After a while, it will all look the same.  You’ll wonder if you’re on an elevator that keeps stopping at the same floor. Perhaps there is only one motel, one gas station, one diner,  and the extras are putting on false moustaches and changing their hair. Sometimes you’ll think of your house at home. Your princess and the pea bed. The sound of the wok spitting oil, and your desk drawer crammed full of poems. Imagine your parents sitting on the sofa under the painting of flame trees, wondering where you are. Be too scared to call.

Little Sister tells of a young woman having her first period at school, how she copes with it and also how those around her deal with it. Yet it is also has the additional layers of sisterhood (be it with those of you who are in the same family and those who aren’t and perform sisterly acts) and, as it goes on, gives you an insight into the lives of some of the women in society. It has a wonderful concoction of just the right amount of humour and poignancy.

When I pull my pants up, it feels like I’m straddling an air mattress. I think of all the people who already have it. Teacher Willow and Head Teacher Pear and Miss Hong Kong and Jennifer Aniston and the white-gloved girl who presses the lift buttons in Sogo. They must be so angry.

Whilst both the stories are about two girls coming of age, they couldn’t be more different both in terms of their settings and their structure. On one hand we have the campus tale of America, given the spin of being seen through an outsider’s eyes and on the other we have one set in modern Hong Kong. It is very rare that in just two stories you can you’re in the hands of an incredible talent and one who likes to experiment with form and play with prose and language, Tan does this seemingly effortlessly with Girly.

Pacific is written in two very clever ways. Firstly there is the way in which Tan weaves the present and various points in the past playing (nicely) with us as the readers as to how our protagonist is in the situation she is. It is also written in the style of a ‘How To…’ manual (with headings like How to Burn, How to Move, Death by Drive-Thru) and a self help guide, only one that is being written whilst its author learns the hard way. Little Sister seems more straight forward and yet as you read on there is both a slight magical and fairytale like element as well as a rawness as it moves on and a certain bittersweet tone as it leads to its conclusion. In both instances Tan creates characters personalities through the smallest of things. It could be that a character has an eraser the shape of a hamburger or that one writes stories about Vietnamese vets, whatever the case Tan uses a few words to create so much and so within paragraphs you are in these girls lives, warts and all. Both stories are brilliant and I could have read more of.
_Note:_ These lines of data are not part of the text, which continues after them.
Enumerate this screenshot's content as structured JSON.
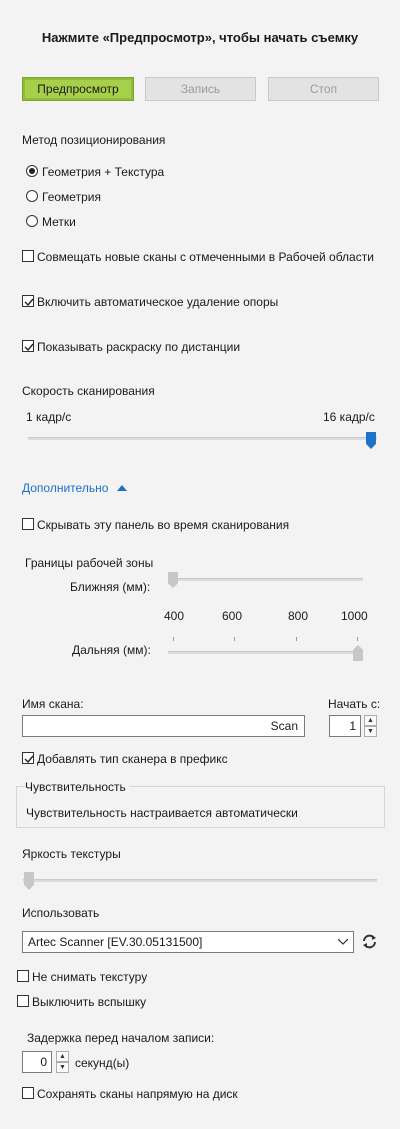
{
  "header": {
    "title": "Нажмите «Предпросмотр», чтобы начать съемку"
  },
  "toolbar": {
    "preview": "Предпросмотр",
    "record": "Запись",
    "stop": "Стоп"
  },
  "positioning": {
    "label": "Метод позиционирования",
    "options": [
      "Геометрия + Текстура",
      "Геометрия",
      "Метки"
    ],
    "selected": "Геометрия + Текстура"
  },
  "checks": {
    "align": {
      "label": "Совмещать новые сканы с отмеченными в Рабочей области",
      "checked": false
    },
    "base_removal": {
      "label": "Включить автоматическое удаление опоры",
      "checked": true
    },
    "distance_color": {
      "label": "Показывать раскраску по дистанции",
      "checked": true
    }
  },
  "scan_speed": {
    "label": "Скорость сканирования",
    "min_label": "1 кадр/с",
    "max_label": "16 кадр/с",
    "value": 16,
    "min": 1,
    "max": 16
  },
  "advanced": {
    "link": "Дополнительно",
    "hide_panel": {
      "label": "Скрывать эту панель во время сканирования",
      "checked": false
    },
    "zone": {
      "label": "Границы рабочей зоны",
      "near_label": "Ближняя (мм):",
      "far_label": "Дальняя (мм):",
      "ticks": [
        "400",
        "600",
        "800",
        "1000"
      ],
      "near_value": 400,
      "far_value": 1000
    }
  },
  "scan_name": {
    "label": "Имя скана:",
    "value": "Scan",
    "start_label": "Начать с:",
    "start_value": "1",
    "prefix": {
      "label": "Добавлять тип сканера в префикс",
      "checked": true
    }
  },
  "sensitivity": {
    "title": "Чувствительность",
    "text": "Чувствительность настраивается автоматически"
  },
  "texture_brightness": {
    "label": "Яркость текстуры",
    "value": 0
  },
  "use": {
    "label": "Использовать",
    "device": "Artec Scanner [EV.30.05131500]",
    "no_texture": {
      "label": "Не снимать текстуру",
      "checked": false
    },
    "no_flash": {
      "label": "Выключить вспышку",
      "checked": false
    }
  },
  "delay": {
    "label": "Задержка перед началом записи:",
    "value": "0",
    "unit": "секунд(ы)"
  },
  "save_to_disk": {
    "label": "Сохранять сканы напрямую на диск",
    "checked": false
  },
  "colors": {
    "accent": "#1e73c8",
    "preview_green": "#a6cf4a",
    "link": "#1e6ec8"
  },
  "icons": {
    "checkmark": "checkmark-icon",
    "refresh": "refresh-icon",
    "chevron_up": "chevron-up-icon",
    "dropdown": "chevron-down-icon"
  }
}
Needless to say, if you fancy a book that is both different in terms of its contents and its very physicality then I would heartily recommend you order yourself a copy of Girly pronto. There is something quite special about Tan’s writing both in how it tells you a story, the hidden depths they have and also what they leave out for the reader to make up themselves. I am really looking forward to reading Things to Make and Do over the summer when I am planning on having something of a short story binge, as with authors like Tan I am becoming a huge fan of the form. Great stuff!

If you would like to order a copy of Girly before they all sell out then you can head here to Future Tense Books. In a random aside I was at Literary Death Match in London back in April (a while after I read these stories for the first time, I have returned since) and guess who ended sitting next to me? May-Lan Tan! She recognised me from Twitter and between author’s reading and judges judging’s we had a lovely natter; so talented and lovely a double win!

3 Comments

Filed under Future Tense Books, May-Lan Tan, Review, Short Stories

3 responses to “Girly – May-Lan Tan

  1. sharkell

    That’s an interesting marketing strategy – limited print runs – nothing to do with managing the publisher’s risk for a book they maybe a little nervous about, regardless of how founded that nervousness might be.

  2. Pingback: Looking for Something Different? | Savidge Reads

  3. This sounds excellent but I’m not sure how I feel about the limited print run thing. I see Future Tense Books have started releasing some of their publications as e-books, so maybe in future you’ll have the choice, which to me makes more sense.Thanks for highlighting an interesting small press.